Weathering the insurance storm
The 2010 hurricane season may be behind us, but the insurance storm is just starting, especially if your homeowner’s policy is with Citizens Property Insurance Corp.
Effective Jan. 1, the three year freeze on Citizen’s rates will be lifted and anyone who is currently covered by a Citizens policy can expect an increase in next year’s premium. Although there is an annual 10 percent cap on individual policies built in to any increases Citizens can levy, this percentage can vary based on a variety of criteria.
For example, the anticipated average rate increase is 5.4 percent; however, this does not apply to high risk coastal areas. It also doesn’t apply to condominium associations that can plan on at least 10.2 percent. These averages also do not include a special assessment to be included in all policies starting in 2011. In addition, rates for individual homeowners, as well as condominium associations could be adjusted up or down based on new code requirements or changes to the property. You can also expect increases from Citizens during the next several years in order for it to meet its actuarial requirements.

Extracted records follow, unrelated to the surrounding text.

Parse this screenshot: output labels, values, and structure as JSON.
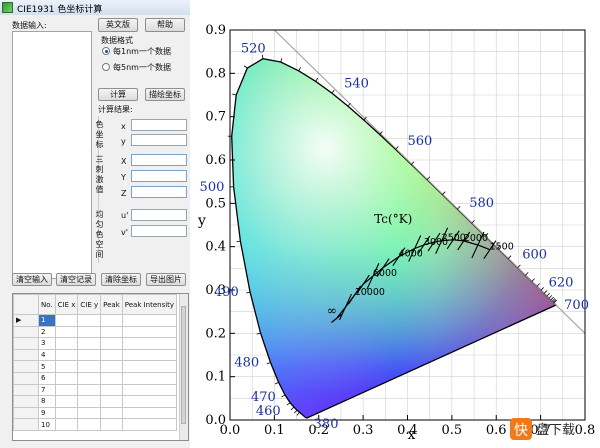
{
  "window": {
    "title": "CIE1931 色坐标计算"
  },
  "left": {
    "data_input_label": "数据输入:",
    "btn_english": "英文版",
    "btn_help": "帮助",
    "format_label": "数据格式",
    "radio1": "每1nm一个数据",
    "radio2": "每5nm一个数据",
    "btn_calc": "计算",
    "btn_draw": "描绘坐标",
    "result_label": "计算结果:",
    "group1": "色坐标",
    "group2": "三刺激值",
    "group3": "均匀色空间",
    "f_x": "x",
    "f_y": "y",
    "f_X": "X",
    "f_Y": "Y",
    "f_Z": "Z",
    "f_u": "u'",
    "f_v": "v'",
    "btn_clear_input": "清空输入",
    "btn_clear_record": "清空记录",
    "btn_clear_coord": "清除坐标",
    "btn_export": "导出图片"
  },
  "grid": {
    "columns": [
      "No.",
      "CIE x",
      "CIE y",
      "Peak",
      "Peak Intensity"
    ],
    "rows": [
      "1",
      "2",
      "3",
      "4",
      "5",
      "6",
      "7",
      "8",
      "9",
      "10"
    ]
  },
  "chart_data": {
    "type": "scatter",
    "xlabel": "x",
    "ylabel": "y",
    "xlim": [
      0.0,
      0.8
    ],
    "ylim": [
      0.0,
      0.9
    ],
    "xticks": [
      "0.0",
      "0.1",
      "0.2",
      "0.3",
      "0.4",
      "0.5",
      "0.6",
      "0.7",
      "0.8"
    ],
    "yticks": [
      "0.0",
      "0.1",
      "0.2",
      "0.3",
      "0.4",
      "0.5",
      "0.6",
      "0.7",
      "0.8",
      "0.9"
    ],
    "grid": true,
    "wavelength_labels": [
      {
        "nm": "380",
        "x": 0.175,
        "y": 0.005
      },
      {
        "nm": "460",
        "x": 0.144,
        "y": 0.03
      },
      {
        "nm": "470",
        "x": 0.124,
        "y": 0.058
      },
      {
        "nm": "480",
        "x": 0.091,
        "y": 0.133
      },
      {
        "nm": "490",
        "x": 0.045,
        "y": 0.295
      },
      {
        "nm": "500",
        "x": 0.008,
        "y": 0.538
      },
      {
        "nm": "520",
        "x": 0.074,
        "y": 0.834
      },
      {
        "nm": "540",
        "x": 0.23,
        "y": 0.754
      },
      {
        "nm": "560",
        "x": 0.373,
        "y": 0.625
      },
      {
        "nm": "580",
        "x": 0.512,
        "y": 0.487
      },
      {
        "nm": "600",
        "x": 0.627,
        "y": 0.373
      },
      {
        "nm": "620",
        "x": 0.691,
        "y": 0.308
      },
      {
        "nm": "700",
        "x": 0.735,
        "y": 0.265
      }
    ],
    "planck_title": "Tc(°K)",
    "cct_labels": [
      {
        "t": "10000",
        "x": 0.281,
        "y": 0.288
      },
      {
        "t": "6000",
        "x": 0.322,
        "y": 0.332
      },
      {
        "t": "4000",
        "x": 0.38,
        "y": 0.377
      },
      {
        "t": "3000",
        "x": 0.437,
        "y": 0.404
      },
      {
        "t": "2500",
        "x": 0.477,
        "y": 0.414
      },
      {
        "t": "2000",
        "x": 0.527,
        "y": 0.413
      },
      {
        "t": "1500",
        "x": 0.585,
        "y": 0.393
      }
    ],
    "infinity_label": "∞"
  },
  "watermark": {
    "text": "快",
    "text2": "盘下载"
  }
}
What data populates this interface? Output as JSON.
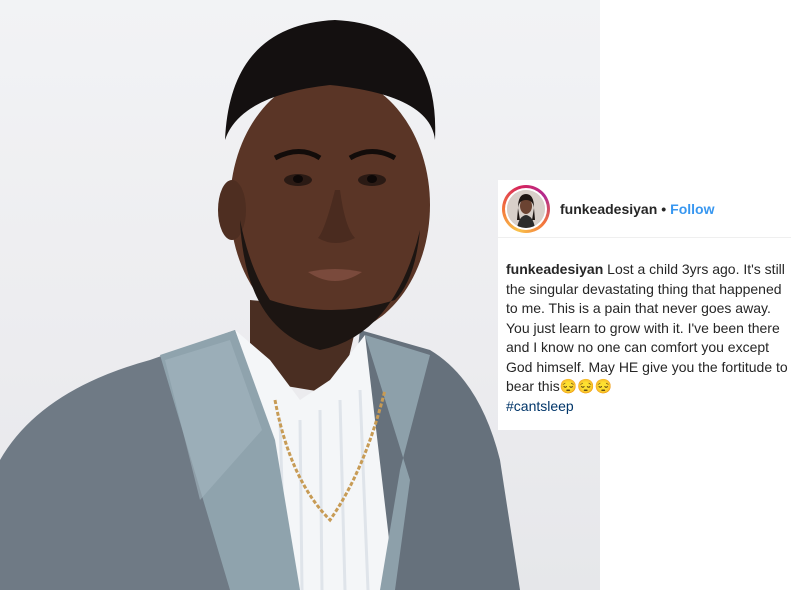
{
  "post": {
    "username": "funkeadesiyan",
    "separator": "•",
    "follow_label": "Follow",
    "caption_username": "funkeadesiyan",
    "caption_text": "Lost a child 3yrs ago. It's still the singular devastating thing that happened to me. This is a pain that never goes away. You just learn to grow with it. I've been there and I know no one can comfort you except God himself. May HE give you the fortitude to bear this😔😔😔",
    "hashtag": "#cantsleep"
  },
  "colors": {
    "follow": "#3897f0",
    "hashtag": "#003569",
    "text": "#262626",
    "jacket": "#6f7a85",
    "lapel": "#8fa3ad"
  },
  "icons": {
    "avatar": "profile-photo-avatar"
  }
}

None of this should come as a surprise to anyone who lives in Florida, especially in coastal areas, but what may surprise you is what Florida Tax Watch, an independent, nonpartisan research institute, thinks. In April, just before this year’s hurricane season was due to kick off, Tax Watch called Citizens Insurance “a high stakes gamble that may be one major hurricane hit away from depending upon Federal relief or facing financial crisis.”
It went on to say that the state’s focus on rate affordability has meant that the state hasn’t collected enough money from consumers to responsibly fund claims from a major hurricane. Artificially low rates have the added problem of discouraging homeowners to invest in hurricane proofing their homes.
The Wall Street Journal called Florida’s insurance market a laboratory of experiments to keep insurance affordable. One of those experiments was to encourage private sector start-up insurance firms, known as takeout firms because they literally take policies from the state run pool. The program was attractive because these firms can get an immediate book of business with no marketing expenses, plus the possibility of low-cost loans from the state. Although some of these new firms have survived and are viewed as successful by the state, their ability to pay claims is still questionable should a big storm hit the state.
There is, however, an additional layer of protection since private insurers are required by Florida state insurance regulators to carry reinsurance to supplement their hurricane claims. Reinsurers are specialty insurers who take on some responsibility for paying the claims of the primary insurer.
If Florida is an insurance laboratory, then so are all the other coastal states in the country. The difference is that Florida has a very long and susceptible coastline. Not to mention that, according to the Wall Street Journal, Florida’s insured coastal exposure increased 27 percent between 2004 and 2007, exasperating the problem.
So while you may be done with the heavy lifting of storing the storm shutters away, starting in January your checkbook will be doing the heavy lifting. Living in paradise has its price.